Hace un poco más de quince días me propuse visitar a Margarita Londoño en su casita campestre de Santander de Quilichao donde vivía desde hace unos años. Allí, acompañada de la naturaleza escribió su última novela publicada, ‘El día que llegó la ópera a Rosas’, y allí en su paraíso rural esperó con serenidad la muerte que le llevó a la medianoche de este miércoles 17 de noviembre. La esperó, como todo en su vida, de frente.
Llegué ese sábado al medio día con miedo a encontrar su fortaleza, su optimismo, sus ganas de vivir, vencidas por el declive final de la cruel enfermedad que durante casi cuatro años fue paralizándole los músculos hasta que le llegó a los pulmones. Y ahí ya no pudo más. Pero no la encontré, aunque completamente inmóvil en su silla de ruedas, exhalaba una extraña vitalidad que llegaba acompañada de una catarata de planes a futuro, que borraban cualquier sombra de fatalidad.

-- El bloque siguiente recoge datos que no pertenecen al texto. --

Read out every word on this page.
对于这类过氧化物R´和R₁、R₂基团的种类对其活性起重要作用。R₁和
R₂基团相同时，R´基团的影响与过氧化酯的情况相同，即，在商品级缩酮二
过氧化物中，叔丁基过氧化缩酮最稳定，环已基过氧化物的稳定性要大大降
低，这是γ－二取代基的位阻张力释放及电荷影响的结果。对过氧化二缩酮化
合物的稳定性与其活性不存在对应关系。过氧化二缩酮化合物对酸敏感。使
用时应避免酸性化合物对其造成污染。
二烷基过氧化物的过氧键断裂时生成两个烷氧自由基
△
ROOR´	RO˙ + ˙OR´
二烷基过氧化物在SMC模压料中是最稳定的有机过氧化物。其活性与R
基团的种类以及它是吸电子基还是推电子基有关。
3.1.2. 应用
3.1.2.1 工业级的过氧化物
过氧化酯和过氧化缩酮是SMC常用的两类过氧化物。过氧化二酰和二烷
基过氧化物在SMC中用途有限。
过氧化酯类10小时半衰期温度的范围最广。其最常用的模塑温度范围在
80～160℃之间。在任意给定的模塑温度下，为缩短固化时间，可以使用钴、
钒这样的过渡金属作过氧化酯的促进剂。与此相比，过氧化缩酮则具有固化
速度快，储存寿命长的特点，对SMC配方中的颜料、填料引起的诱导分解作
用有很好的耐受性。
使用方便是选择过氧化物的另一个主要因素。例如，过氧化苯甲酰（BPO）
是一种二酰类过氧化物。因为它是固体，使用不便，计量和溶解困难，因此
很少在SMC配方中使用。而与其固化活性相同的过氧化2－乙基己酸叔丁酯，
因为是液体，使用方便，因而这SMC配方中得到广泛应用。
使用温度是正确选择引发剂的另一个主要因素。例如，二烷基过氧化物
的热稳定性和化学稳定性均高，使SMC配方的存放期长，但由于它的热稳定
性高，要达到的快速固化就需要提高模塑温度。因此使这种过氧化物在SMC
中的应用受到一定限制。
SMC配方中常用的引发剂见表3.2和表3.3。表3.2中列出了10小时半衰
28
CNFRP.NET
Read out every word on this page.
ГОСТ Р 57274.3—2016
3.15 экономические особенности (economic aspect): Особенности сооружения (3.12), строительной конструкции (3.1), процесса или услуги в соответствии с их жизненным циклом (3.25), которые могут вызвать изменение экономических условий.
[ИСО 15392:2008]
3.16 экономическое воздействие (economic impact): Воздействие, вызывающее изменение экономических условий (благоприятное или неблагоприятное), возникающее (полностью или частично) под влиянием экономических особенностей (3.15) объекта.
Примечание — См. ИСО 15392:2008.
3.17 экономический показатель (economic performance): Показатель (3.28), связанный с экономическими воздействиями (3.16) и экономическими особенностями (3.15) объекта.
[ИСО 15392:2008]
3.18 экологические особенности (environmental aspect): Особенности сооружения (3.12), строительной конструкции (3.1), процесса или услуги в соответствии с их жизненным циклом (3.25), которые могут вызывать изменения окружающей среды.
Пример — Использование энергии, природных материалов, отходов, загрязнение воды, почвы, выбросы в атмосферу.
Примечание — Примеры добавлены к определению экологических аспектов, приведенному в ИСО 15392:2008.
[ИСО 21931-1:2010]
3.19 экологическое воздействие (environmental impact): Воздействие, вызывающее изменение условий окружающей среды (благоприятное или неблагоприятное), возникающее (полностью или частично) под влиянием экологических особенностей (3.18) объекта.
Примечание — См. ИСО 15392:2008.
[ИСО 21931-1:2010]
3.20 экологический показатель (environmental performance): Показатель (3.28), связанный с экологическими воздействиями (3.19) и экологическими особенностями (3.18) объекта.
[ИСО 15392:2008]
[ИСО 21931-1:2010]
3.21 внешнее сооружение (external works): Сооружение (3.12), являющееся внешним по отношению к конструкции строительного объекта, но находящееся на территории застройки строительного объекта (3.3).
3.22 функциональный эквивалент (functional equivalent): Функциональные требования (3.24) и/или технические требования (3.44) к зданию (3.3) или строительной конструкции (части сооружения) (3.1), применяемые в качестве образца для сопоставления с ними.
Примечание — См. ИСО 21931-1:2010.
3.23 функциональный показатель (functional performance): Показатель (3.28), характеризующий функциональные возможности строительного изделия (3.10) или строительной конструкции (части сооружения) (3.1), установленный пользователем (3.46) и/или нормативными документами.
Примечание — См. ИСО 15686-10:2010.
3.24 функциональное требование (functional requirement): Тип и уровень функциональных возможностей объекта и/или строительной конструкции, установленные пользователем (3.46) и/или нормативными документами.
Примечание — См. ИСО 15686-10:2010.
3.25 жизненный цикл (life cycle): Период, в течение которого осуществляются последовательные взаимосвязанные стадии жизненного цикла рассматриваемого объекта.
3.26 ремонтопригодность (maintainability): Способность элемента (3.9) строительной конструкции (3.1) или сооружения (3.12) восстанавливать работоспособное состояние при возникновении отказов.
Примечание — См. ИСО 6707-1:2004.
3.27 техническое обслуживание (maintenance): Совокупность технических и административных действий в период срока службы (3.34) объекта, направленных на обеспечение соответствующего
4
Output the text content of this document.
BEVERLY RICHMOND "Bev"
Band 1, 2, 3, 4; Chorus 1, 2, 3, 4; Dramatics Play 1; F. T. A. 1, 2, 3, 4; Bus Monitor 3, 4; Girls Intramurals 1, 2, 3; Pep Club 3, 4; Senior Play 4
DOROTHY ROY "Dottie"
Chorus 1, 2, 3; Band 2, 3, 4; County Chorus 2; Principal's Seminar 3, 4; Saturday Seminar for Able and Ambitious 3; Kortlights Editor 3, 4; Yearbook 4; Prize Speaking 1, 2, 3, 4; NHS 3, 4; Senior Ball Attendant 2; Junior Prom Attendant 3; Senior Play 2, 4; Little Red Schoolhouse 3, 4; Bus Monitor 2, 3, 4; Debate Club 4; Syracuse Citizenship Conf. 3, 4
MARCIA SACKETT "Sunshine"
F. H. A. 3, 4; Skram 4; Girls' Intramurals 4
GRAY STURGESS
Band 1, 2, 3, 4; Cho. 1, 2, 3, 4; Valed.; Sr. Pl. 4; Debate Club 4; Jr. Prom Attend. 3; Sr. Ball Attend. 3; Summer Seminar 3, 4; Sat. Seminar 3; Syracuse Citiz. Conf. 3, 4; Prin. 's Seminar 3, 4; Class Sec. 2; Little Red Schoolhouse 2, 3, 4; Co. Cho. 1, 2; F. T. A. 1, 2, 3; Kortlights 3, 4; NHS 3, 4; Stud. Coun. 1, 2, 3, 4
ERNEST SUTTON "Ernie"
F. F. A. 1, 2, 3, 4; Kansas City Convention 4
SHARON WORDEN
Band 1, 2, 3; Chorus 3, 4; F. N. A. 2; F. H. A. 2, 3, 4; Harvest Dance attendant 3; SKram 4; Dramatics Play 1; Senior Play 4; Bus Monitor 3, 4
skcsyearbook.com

Forzaba al límite las fuerzas vocales para asegurar que nada, ni un diafragma que ya no respondía, debilitara la vehemencia de su tono de voz. El de siempre.
El encuentro fue casi una epifanía. Y la entiendo así, porque Margarita se remontó en sus recuerdos con elocuencia y lucidez, con humor, sin saber que quince días después iniciaría su viaje sin retorno. Estaba decidida, sin disimulo ni eufemismos a sacarle jugo a cada instante que la vida le diera.
Me contó entonces del libro que le estaba dictando por trocitos, entre pausas en los días buenos, a su querida hija Gabriela, infatigable compañera de todas las horas. Con su novela quería ir a las raíces del tronco familiar cimentado en la fuerza de aquellas mujeres pereiranas que presentes en su carácter, en su talante y locuacidad, motor de sus luchas incesantes por los derechos, la transparencia de los dineros públicos y el combate frontal contra la corrupción que la unió 25 años atrás a Íngrid Betancourt, con quien llegó al Senado como segundo renglón en la lista más votada al congreso en 1998. Me habló de su decepción y frustración en el escenario político del Congreso donde se reconoció como una voz solitaria.
Regresó entonces a Cali a dar la batalla por la Alcaldía en un ambiente hostil cuando el populismo ramplón que empezaba a mostrar las orejas, llevó a John Maro Rodríguez -de tan ingrata recordación- al gobierno municipal con el que se inauguró el infortunio que atraparía la ciudad.
Margarita Londoño sabía levantar cabeza como los toros de casta y tomó el micrófono para dar la pelea desde el periodismo radial y se aplicó a fondo en la lucha con especial fogosidad por la causa de las mujeres, sobre todo de las más golpeadas y vulnerables.
Pero si algo me quedó claro de ese día en su refugio de tierra caliente caucana, fue su valor inquebrantable. Sin amargura se burló de la carta marcada que le había tocado en el reparto de la baraja, la lotería negra con la que se había ganado el mal incurable del ELA contra el que batalló cinco años. Tenía lista la copa de champaña, para encarar la hora final con los ojos abiertos y darle un gracias a la vida. Como lo hago yo ahora, por haberme permitido compartir la intensidad de ese momento con Margarita y aprender de su valentía. Tan necesaria frente a la gran prueba final: la del adiós definitivo.